Once upon a time when the world didn’t have any newspapers – when there was no literature – so it was possible for a person to think on his own and to have common sense. But today if you read garbage and all of this trash fills your mind, so it’s very hard to have common sense. Unless you try very hard to wash out your mind – if you wash your mind from all the dirt by putting in Torah thoughts and by thinking pure and noble ideas, then maybe after a while, you’ll be able to get some common sense. But till you do that – absolutely you’ll be lacking common sense. 

Today when somebody says that he’s using his common sense all it means is that he’s using the sense of the New York Times or the ideas he heard on the radio. That’s not common sense. If you walk in the street and you hear people talking, you have to know that your mind is being poisoned. All the foolishness of people is going straight into your head. I was once sitting on a park bench and behind me there was a man who was talking to another man. I heard such filthy terrible things and he poisoned my mind. I got up and walked away but I couldn’t forget it. That dirt is in my mind. And once it’s in your mind it’s terrible. It’s a poison. 

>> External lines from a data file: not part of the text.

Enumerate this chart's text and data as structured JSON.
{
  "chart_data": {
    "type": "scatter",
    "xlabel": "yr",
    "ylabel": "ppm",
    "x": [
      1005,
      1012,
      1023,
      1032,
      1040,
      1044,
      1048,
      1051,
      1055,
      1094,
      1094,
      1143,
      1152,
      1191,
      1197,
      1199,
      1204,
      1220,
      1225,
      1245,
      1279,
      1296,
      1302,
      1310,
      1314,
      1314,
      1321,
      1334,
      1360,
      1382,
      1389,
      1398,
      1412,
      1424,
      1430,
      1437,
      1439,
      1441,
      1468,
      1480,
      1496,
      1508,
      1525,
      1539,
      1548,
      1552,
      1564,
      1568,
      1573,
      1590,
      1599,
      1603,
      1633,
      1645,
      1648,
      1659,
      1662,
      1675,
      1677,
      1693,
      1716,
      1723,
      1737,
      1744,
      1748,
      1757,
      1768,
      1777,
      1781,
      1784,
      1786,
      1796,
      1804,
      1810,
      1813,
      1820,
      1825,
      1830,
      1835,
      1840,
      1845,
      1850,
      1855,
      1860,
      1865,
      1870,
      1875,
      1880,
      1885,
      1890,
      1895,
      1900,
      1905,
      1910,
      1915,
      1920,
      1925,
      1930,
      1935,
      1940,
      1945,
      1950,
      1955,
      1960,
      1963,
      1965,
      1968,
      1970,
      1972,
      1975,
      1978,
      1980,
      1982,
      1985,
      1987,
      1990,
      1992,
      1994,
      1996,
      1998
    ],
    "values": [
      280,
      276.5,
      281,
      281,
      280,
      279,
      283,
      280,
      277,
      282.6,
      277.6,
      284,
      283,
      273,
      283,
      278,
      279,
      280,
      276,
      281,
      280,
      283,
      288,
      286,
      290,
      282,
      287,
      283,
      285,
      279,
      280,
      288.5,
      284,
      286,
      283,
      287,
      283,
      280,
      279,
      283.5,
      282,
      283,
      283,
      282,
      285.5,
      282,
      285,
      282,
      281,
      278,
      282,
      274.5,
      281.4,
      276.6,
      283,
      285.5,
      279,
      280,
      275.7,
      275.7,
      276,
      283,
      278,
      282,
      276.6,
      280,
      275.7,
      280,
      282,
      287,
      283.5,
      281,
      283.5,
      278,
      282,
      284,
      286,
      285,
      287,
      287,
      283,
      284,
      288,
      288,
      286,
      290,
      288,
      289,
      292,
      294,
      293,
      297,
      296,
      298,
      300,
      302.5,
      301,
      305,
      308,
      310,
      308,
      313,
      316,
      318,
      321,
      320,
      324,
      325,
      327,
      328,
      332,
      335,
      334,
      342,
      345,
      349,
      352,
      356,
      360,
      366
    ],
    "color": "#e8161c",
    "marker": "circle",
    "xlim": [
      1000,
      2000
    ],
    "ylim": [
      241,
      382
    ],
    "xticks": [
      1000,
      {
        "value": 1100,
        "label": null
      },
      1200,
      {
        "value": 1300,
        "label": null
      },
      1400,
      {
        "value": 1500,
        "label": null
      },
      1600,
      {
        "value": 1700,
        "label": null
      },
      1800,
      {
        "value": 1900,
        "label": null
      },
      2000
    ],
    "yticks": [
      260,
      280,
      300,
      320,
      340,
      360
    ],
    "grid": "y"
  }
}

And therefore it is very hard to have common sense. You have to avoid TV and radio and you can’t read the newspapers. You can read the headlines as you pass by but that’s enough. Don’t waste any money by buying it. Just the headlines is enough. All the garbage inside the newspapers should stay there instead of poisoning your mind. Read the headlines as you pass by and don’t read any more than the headlines. 

And don’t talk to fools. If you see a fool, keep away from him. It says in Mishlei that if you see a fool coming towards you, you have to know that it’s worse than a she-bear coming towards you. An enraged she-bear is less dangerous than a fool. פגוש דוב שכול באיש – “It’s better for a person to encounter an angry she-bear who just had her cubs taken away from her, that’s an angry mother bear, ואל כסיל באוולתו – better to meet up with her than to encounter a fool with his foolishness” (Mishlei 17:12). You hear that? An angry she-bear is less harmful than a fool. Because when a fool talks to you, his foolishness goes into your mind – and it stays there forever.

So if you have to go to college, you must be aware that you have a big job ahead of you. The job of cleaning your mind of all the garbage that fell into it – a tremendous amount of garbage. Of course, there is useful information as well, but there is so much garbage, so many lies and so much wickedness that we have a very big job ahead of us. If you went to school – even to yeshiva – the English Department can fill your mind with so much foolishness and so much garbage, I’m sorry to tell you. If the teachers would utilize the time to show the Yad Hashem in nature, the Yad Hashem in history and current events they could convince you of Hakodosh Boruch Hu just from the studies. But they don’t do it. Instead you learn garbage in the yeshivos too. So we have a big job ahead of us.

Once upon a time, in Europe, there were no English studies. They learned Torah all day long. No newspapers. No literature to fill your mind with foolishness. And therefore, their minds were capable of having some common sense.